An algal bloom was deemed as “of significance” however, the report found no single, consistent causative factor was identified for the deaths. High levels of the chemical pyridine were found in dead creatures in another independent study by expert Tim Deere-Jones.
But a joint Defra led investigation “could not support the hypothesis that pyridine was the cause of the mortalities”. The terms set out by the Marine Management Organisation (MMO) stipulate what can be dredged on the river as part of the South Bank quay development.
Material dragged up between four co-ordinates has been excluded from disposal at sea, with an “enclosed bucket” to be used. The reason given was: “To prevent contaminated material being disposed of at sea or mobilised causing toxic or harmful effects to sensitive receptors.”
Hundreds of pages in the licence granted by the MMO detail what can go where. Last week, a Teesworks spokesperson said: “We will be dredging circa one million m³ next year in a second dredge as per and in accordance with our MMO Licence which is in the public domain.

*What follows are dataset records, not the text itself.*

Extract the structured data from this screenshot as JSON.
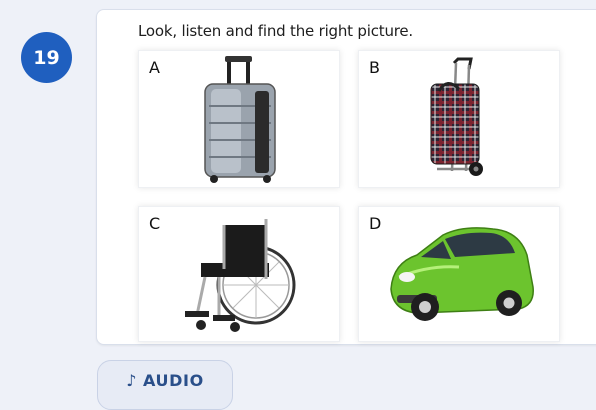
{
  "question": {
    "number": "19",
    "instruction": "Look, listen and find the right picture."
  },
  "options": [
    {
      "letter": "A",
      "picture": "suitcase"
    },
    {
      "letter": "B",
      "picture": "shopping-trolley-bag"
    },
    {
      "letter": "C",
      "picture": "wheelchair"
    },
    {
      "letter": "D",
      "picture": "small-green-car"
    }
  ],
  "audio": {
    "icon": "music-note-icon",
    "icon_glyph": "♪",
    "label": "AUDIO"
  },
  "colors": {
    "badge": "#1f5fbf",
    "page_bg": "#eef1f8",
    "audio_text": "#2a4f8a"
  }
}
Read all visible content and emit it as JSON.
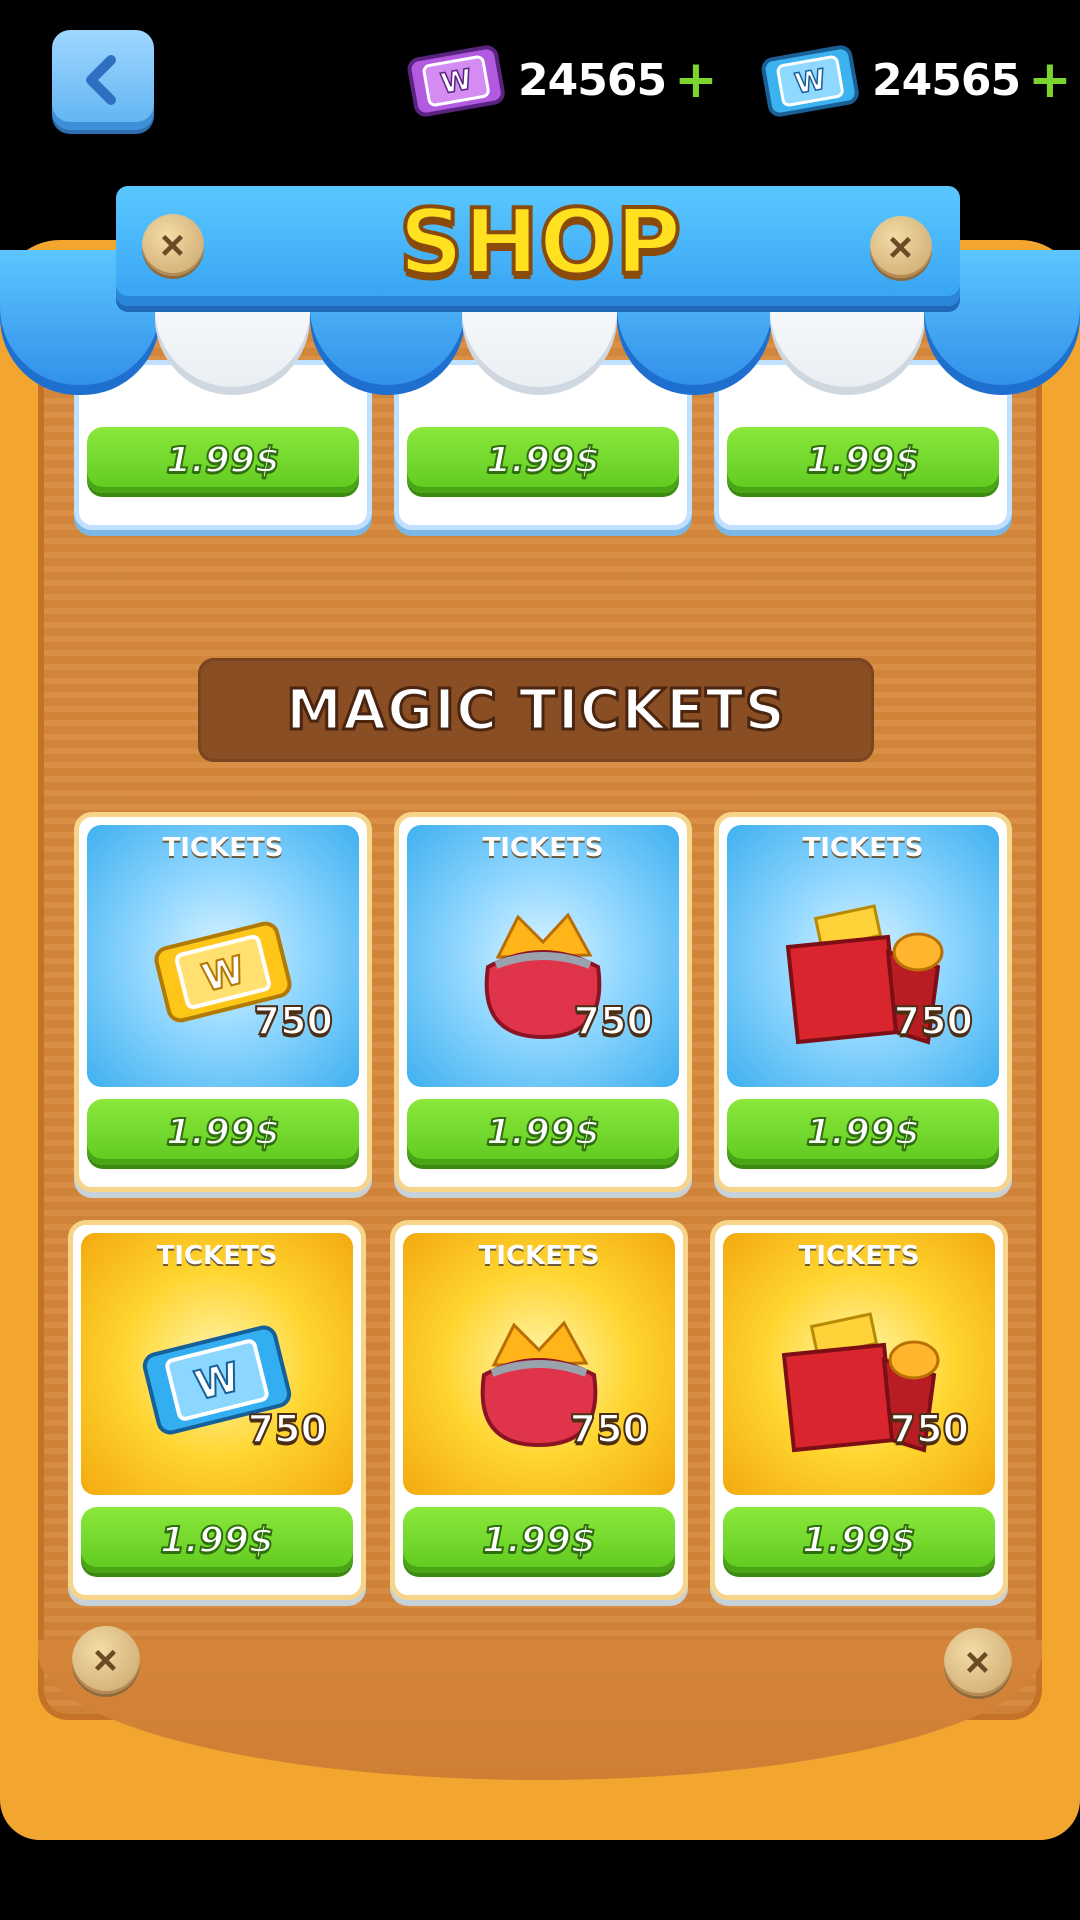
{
  "header": {
    "currencies": [
      {
        "icon": "purple-ticket-icon",
        "amount": "24565",
        "plus": "+"
      },
      {
        "icon": "blue-ticket-icon",
        "amount": "24565",
        "plus": "+"
      }
    ]
  },
  "shop": {
    "title": "SHOP",
    "top_row_prices": [
      "1.99$",
      "1.99$",
      "1.99$"
    ],
    "section_title": "MAGIC TICKETS",
    "items": [
      {
        "label": "TICKETS",
        "count": "750",
        "price": "1.99$",
        "icon": "gold-ticket-icon",
        "bg": "blue"
      },
      {
        "label": "TICKETS",
        "count": "750",
        "price": "1.99$",
        "icon": "red-purse-icon",
        "bg": "blue"
      },
      {
        "label": "TICKETS",
        "count": "750",
        "price": "1.99$",
        "icon": "gift-box-icon",
        "bg": "blue"
      },
      {
        "label": "TICKETS",
        "count": "750",
        "price": "1.99$",
        "icon": "blue-ticket-icon",
        "bg": "yellow"
      },
      {
        "label": "TICKETS",
        "count": "750",
        "price": "1.99$",
        "icon": "red-purse-icon",
        "bg": "yellow"
      },
      {
        "label": "TICKETS",
        "count": "750",
        "price": "1.99$",
        "icon": "gift-box-icon",
        "bg": "yellow"
      }
    ]
  },
  "colors": {
    "accent_green": "#7cd42e",
    "title_yellow": "#ffe11f",
    "awning_blue": "#2f8de8",
    "board_orange": "#f3a62f"
  }
}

“This licence followed a rigorous process, involving an extensive consultation with statutory bodies such as the Environment Agency, CEFAS, Natural England which has taken nearly 18 months. This current dredge… is being undertaken using enclosed bucket dredging, which will see the 125,000m³ of dredged material from the river and taken ashore.

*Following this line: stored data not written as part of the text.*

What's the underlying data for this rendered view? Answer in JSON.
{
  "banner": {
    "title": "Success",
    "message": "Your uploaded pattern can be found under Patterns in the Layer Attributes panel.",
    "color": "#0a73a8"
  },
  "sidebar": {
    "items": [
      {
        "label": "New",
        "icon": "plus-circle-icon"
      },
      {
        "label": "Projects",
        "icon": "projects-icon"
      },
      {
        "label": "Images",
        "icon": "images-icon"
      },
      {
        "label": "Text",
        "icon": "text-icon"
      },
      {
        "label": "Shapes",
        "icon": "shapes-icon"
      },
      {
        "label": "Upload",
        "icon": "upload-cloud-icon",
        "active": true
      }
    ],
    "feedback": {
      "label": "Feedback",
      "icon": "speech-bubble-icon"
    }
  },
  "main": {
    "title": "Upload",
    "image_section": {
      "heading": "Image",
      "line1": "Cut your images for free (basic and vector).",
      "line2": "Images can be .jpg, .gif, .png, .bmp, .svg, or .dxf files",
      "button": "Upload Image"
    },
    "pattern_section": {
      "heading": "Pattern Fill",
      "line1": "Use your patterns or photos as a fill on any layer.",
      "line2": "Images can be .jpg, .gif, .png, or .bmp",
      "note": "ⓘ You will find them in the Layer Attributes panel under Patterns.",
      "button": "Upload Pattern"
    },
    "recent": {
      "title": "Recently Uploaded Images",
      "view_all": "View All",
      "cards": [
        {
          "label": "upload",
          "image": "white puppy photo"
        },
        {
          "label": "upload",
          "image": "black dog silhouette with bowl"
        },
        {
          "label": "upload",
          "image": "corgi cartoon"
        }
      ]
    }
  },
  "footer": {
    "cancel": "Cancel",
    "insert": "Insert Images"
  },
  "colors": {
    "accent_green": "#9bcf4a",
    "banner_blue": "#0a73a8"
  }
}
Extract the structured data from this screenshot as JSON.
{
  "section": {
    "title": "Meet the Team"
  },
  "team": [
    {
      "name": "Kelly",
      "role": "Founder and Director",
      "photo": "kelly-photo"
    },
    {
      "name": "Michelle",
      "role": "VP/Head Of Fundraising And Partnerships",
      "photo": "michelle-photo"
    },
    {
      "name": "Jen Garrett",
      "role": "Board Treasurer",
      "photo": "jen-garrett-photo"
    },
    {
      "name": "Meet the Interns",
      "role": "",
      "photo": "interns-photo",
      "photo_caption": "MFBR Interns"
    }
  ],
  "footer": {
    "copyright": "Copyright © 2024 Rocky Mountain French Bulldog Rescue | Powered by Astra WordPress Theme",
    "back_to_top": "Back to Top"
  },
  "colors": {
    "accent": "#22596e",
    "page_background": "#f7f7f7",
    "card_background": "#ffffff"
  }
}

“Next year, around one million m³ of material will be dredged from the Tees and disposed of at sea in the approved disposal location, in accordance with our MMO Licence.” On Friday, Middlesbrough MP Andy McDonald shared concerns about the “small proportion” of the excavation due to be stored on land compared to that to be dumped at sea.
This week, the Labour MP said questions were still outstanding about the cause of the ecological disaster. He added: “Experts, independent of government, have dismissed the official line repeated by the Environment Minister George Eustice in the House of Commons that the cause is algal bloom and it seems to me that they discount that theory with some considerable justification.
“The lack of official urgency or curiosity about this is staggering. Added to which, the levels of the chemical pyridine found in the dead creatures are off the scale.
“In any event, legitimate concerns remain as to whether there has been enough attention paid to this and Teessiders know their river. They know what has gone on its banks for the last 200 years and the stories abound from those who worked in various industries, as to how the river was used as a waste disposal facility over decades and decades with all manner of poisons being dumped in it.”
In response to a Tweet questioning what was going to sea and staying on land, Teesworks said the dredge where material was due to be disposed of at sea was next year. Tees Valley Mayor Ben Houchen criticised Labour in the aftermath.
MMO documents show a maximum amount of 902,000 cubic metres of dredged material is expected in “phase one” of work – with 187,000 cubic metres from the Tees Dock turning circle and 715,000 cubic metres from the channel and berth pocket of the river.
A Q&A document was released by Teesworks officials late last week on the back of the questions sparked by dredging for the quay beginning. When it came to the “contaminated portion of the dredge”, officials say the toxins found at one borehole during testing were cadmium, chromium, copper, mercury, lead, and zinc exceeded the respective Cefas action level 2 (AL2) thresholds.
This meant the material couldn’t be disposed of at sea. They also said “no other toxins were identified or exceeded mandatory thresholds”. Mr Houchen released a statement over the weekend pointing to how millions of tonnes of material was dredged from the Tees every year, and had been for decades.
He added: “Before starting this process we went above and beyond what is legally required for this type of development. We’ve worked closely with the Environment Agency, the Marine Maritime Organisation and other bodies responsible for regulation of rivers across the country and we’ve done everything required of us, and more, by these organisations before starting work.
“I’m proud to hold Teesworks to the highest standard and everything that is part of this dredge over the next eight weeks will be removed from the river entirely and without exception. It will be processed on land and disposed of on land.
“Not a single bit of this dredge will be disposed of at sea and the whole process is being overseen by Royal Haskoning who are the leading experts globally when it comes to the construction of new quays.”
The Tory mayor said he knew there were people with “genuine concerns” about the crustacean die off – and insisted the full documentation and licences were available to see.
He added: “I will continue to fight for support for our fishermen who must be given financial support given what occurred last year.” Material from this part of the eight week dredge is expected to go to landfill on the wider Teesworks site.